What a great way to start the day! I mean having a group that basically puts up with my friend and me the first thing every Thursday morning is one thing, but paying for the privilege is if not extraordinary, then at least worth mentioning.
If you follow this little piece every week, you know by now that the writing of it is preceded by a pre-dawn visit to the OPH across from the EP Mall. We open the place, go straight to our booth and don’t need menus. I’ve been doing this with someone from church for 6 and half years now, and so he and I are something like regulars in the place. Servers other than the one serving us will stop by to chat; the manager Jake always has a something to say. I’ve even officiated at the wedding of one of the servers.
A few months ago J. T., one of the servers we talk with every week, was going on about all the details and costs leading up to his wedding.
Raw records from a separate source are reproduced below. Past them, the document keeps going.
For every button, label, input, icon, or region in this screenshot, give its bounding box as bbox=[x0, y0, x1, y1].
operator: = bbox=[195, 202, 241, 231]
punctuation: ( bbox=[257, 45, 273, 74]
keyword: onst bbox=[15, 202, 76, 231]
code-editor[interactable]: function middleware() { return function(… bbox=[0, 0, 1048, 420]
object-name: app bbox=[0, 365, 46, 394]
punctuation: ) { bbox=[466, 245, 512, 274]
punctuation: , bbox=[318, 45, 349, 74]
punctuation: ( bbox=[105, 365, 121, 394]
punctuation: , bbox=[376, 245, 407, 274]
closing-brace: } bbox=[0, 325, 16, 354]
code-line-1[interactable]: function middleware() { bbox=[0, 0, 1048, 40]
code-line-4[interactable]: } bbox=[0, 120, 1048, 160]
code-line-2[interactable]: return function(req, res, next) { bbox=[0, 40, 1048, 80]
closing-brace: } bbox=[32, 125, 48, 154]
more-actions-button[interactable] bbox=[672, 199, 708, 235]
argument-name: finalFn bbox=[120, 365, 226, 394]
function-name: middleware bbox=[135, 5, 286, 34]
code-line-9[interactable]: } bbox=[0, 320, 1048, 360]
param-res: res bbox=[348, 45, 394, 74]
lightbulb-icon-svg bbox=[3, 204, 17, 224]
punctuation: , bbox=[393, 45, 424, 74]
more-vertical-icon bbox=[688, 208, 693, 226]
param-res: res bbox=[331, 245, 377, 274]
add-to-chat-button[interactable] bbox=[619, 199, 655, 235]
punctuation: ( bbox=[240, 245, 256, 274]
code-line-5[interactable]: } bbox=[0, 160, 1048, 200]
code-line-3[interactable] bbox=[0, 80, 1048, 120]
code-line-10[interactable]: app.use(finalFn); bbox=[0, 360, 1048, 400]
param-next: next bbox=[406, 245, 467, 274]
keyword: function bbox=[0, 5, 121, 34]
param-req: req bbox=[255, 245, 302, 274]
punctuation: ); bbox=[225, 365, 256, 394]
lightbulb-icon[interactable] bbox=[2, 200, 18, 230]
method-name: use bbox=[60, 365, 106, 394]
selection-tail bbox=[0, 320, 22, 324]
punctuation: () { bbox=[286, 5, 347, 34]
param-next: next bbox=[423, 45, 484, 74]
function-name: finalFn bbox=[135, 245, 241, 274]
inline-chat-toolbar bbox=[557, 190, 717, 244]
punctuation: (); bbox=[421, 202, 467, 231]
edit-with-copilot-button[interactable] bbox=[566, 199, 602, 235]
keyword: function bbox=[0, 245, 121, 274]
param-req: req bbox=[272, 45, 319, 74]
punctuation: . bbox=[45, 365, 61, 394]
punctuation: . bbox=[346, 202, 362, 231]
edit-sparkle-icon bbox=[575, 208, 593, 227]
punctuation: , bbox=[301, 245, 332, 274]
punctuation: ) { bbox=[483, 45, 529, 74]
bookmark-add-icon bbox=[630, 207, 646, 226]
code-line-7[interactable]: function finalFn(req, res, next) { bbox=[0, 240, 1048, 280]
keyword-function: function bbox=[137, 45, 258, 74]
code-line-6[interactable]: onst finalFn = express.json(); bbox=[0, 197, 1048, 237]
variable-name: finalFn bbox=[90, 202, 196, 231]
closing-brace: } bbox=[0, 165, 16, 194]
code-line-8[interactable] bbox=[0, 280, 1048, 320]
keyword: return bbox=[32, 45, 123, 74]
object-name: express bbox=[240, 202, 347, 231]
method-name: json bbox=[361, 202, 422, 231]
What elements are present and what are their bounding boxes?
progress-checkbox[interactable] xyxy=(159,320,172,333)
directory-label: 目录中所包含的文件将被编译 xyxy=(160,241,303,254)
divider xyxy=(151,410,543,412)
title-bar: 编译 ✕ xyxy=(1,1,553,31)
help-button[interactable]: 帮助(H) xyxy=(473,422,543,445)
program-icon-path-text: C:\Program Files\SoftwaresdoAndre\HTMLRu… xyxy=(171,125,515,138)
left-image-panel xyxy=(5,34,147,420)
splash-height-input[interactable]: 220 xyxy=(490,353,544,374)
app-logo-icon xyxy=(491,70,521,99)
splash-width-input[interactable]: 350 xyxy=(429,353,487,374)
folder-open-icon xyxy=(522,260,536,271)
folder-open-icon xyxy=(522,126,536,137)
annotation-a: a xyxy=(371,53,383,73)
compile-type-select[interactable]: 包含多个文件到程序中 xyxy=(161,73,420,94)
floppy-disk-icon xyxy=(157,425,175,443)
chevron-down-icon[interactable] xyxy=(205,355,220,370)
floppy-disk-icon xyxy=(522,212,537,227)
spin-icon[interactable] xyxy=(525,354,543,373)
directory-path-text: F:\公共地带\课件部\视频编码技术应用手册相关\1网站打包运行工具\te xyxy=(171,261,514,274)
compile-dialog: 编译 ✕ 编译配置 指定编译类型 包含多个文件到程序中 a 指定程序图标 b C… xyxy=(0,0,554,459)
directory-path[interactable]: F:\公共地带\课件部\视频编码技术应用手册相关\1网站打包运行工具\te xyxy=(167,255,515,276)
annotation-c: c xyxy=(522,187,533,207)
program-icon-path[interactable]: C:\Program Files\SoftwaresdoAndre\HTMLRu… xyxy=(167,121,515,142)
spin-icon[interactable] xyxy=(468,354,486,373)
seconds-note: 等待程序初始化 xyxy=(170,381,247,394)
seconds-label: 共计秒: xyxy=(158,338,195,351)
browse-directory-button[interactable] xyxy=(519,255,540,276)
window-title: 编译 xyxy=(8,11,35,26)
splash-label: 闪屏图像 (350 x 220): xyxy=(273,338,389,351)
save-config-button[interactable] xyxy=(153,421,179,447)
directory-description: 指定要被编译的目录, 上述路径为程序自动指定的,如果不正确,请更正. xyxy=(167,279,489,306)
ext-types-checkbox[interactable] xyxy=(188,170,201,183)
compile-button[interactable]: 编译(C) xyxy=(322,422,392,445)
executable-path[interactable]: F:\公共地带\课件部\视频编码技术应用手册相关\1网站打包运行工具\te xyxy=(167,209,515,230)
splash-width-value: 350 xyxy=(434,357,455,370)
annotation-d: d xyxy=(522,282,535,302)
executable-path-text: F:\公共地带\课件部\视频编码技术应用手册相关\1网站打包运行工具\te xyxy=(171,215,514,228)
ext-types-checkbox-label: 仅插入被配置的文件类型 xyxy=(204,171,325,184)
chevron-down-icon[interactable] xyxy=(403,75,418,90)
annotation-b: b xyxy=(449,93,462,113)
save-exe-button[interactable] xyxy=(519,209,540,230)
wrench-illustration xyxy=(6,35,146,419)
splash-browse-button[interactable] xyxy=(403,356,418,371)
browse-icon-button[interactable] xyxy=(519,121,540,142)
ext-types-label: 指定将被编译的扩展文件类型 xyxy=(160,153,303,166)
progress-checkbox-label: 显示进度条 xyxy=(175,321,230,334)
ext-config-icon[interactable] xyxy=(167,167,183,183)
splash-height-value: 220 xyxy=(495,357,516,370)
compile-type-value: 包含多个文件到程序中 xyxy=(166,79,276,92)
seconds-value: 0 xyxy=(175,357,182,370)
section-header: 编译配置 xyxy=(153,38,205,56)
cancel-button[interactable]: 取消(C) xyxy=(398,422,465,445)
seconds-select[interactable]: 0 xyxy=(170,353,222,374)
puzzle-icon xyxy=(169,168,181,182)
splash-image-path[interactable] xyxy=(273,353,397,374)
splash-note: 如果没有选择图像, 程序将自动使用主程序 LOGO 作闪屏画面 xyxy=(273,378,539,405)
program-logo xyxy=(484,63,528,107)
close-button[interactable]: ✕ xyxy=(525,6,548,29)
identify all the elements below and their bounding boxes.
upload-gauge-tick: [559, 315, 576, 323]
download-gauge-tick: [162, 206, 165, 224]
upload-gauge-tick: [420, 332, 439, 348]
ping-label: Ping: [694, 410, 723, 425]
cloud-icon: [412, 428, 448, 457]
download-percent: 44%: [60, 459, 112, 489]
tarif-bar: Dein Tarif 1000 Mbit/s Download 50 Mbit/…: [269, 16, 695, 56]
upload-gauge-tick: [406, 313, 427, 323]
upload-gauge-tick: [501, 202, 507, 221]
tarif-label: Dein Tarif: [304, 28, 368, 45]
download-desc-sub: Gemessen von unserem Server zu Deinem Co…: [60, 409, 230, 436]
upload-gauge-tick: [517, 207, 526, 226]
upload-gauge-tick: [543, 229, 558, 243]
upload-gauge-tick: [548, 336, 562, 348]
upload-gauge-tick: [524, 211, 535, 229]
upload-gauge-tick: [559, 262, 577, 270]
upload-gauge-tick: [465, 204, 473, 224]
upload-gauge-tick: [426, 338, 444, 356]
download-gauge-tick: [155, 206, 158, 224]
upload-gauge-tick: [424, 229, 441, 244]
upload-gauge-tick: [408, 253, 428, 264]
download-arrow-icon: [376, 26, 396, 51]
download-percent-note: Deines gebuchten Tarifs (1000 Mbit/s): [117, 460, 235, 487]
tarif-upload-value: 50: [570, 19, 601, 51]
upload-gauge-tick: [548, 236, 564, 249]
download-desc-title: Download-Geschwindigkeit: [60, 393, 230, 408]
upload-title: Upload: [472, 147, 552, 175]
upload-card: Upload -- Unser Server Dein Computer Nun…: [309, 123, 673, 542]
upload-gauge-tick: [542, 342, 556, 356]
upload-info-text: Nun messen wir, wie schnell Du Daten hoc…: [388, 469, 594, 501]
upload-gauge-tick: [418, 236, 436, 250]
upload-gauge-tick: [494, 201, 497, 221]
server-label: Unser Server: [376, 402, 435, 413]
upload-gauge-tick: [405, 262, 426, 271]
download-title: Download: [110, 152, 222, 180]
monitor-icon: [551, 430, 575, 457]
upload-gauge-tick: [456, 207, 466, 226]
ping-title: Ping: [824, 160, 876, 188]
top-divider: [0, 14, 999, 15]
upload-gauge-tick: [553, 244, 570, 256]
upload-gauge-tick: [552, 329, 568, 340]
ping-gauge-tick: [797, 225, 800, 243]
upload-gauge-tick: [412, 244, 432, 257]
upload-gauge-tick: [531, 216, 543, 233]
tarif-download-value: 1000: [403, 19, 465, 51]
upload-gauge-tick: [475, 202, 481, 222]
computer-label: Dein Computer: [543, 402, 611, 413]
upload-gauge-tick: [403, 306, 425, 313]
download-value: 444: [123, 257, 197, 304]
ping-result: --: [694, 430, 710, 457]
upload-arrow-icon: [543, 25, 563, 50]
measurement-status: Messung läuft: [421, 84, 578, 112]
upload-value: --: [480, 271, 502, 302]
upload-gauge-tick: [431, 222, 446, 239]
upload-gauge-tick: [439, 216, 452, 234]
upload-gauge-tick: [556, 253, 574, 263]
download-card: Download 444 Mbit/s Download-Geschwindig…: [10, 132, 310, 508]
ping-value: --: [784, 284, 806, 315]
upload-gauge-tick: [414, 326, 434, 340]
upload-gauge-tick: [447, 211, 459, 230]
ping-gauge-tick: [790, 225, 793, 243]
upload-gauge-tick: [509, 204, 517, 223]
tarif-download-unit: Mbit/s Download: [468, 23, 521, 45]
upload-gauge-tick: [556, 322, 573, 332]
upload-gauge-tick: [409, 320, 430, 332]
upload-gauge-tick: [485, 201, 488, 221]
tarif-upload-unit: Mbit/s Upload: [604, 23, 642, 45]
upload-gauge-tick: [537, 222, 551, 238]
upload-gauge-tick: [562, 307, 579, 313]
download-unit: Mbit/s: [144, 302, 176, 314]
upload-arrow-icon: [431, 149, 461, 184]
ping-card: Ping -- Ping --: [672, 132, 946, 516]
When he got to the part about who would do the service, I wiped the bacon grease from my mouth, pointed to myself and said, “Free Wedding, at least a a $200 value.” He took me up on it, and a few months later I was standing in front of J.T. and his bride on the top floor of whatever they call IDS tower these days.
I suppose encounters like this are not really unusual or extraordinary. After 6 and half years, people get to know people and people who run restaurants find a way to say thank you to regulars. Still all this means something to me and stirs enough in me to want to tell you about it.
Just what that is, I’m not so sure… but it has something to do with realizing that you are included in a small way by a community of people that you have no right to claim membership in. I know it’s just a group of servers and managers and cooks in a restaurant of all places, but for me when I opened that card or when J.T. asked, “is that offer was still good?” it was humbling.
By humbling I don’t mean anything like the belittling that word often describes. I’m talking about that overwhelming sense of surprise, that recognition of an unearned, undeserved, unmerited grace being offered.
It’s experiencing that deeper sense of where grace is shared in my life that relationships, like the ones I experience every Thursday morning at OPH, help me believe in the deepest sense of love and support and acceptance God showers on us in the birth of Jesus. Perhaps the miracle of God coming to be one of us in the Christ Child is that what we think of as most unusual or even extraordinary is an every moment, every day kind of thing for God.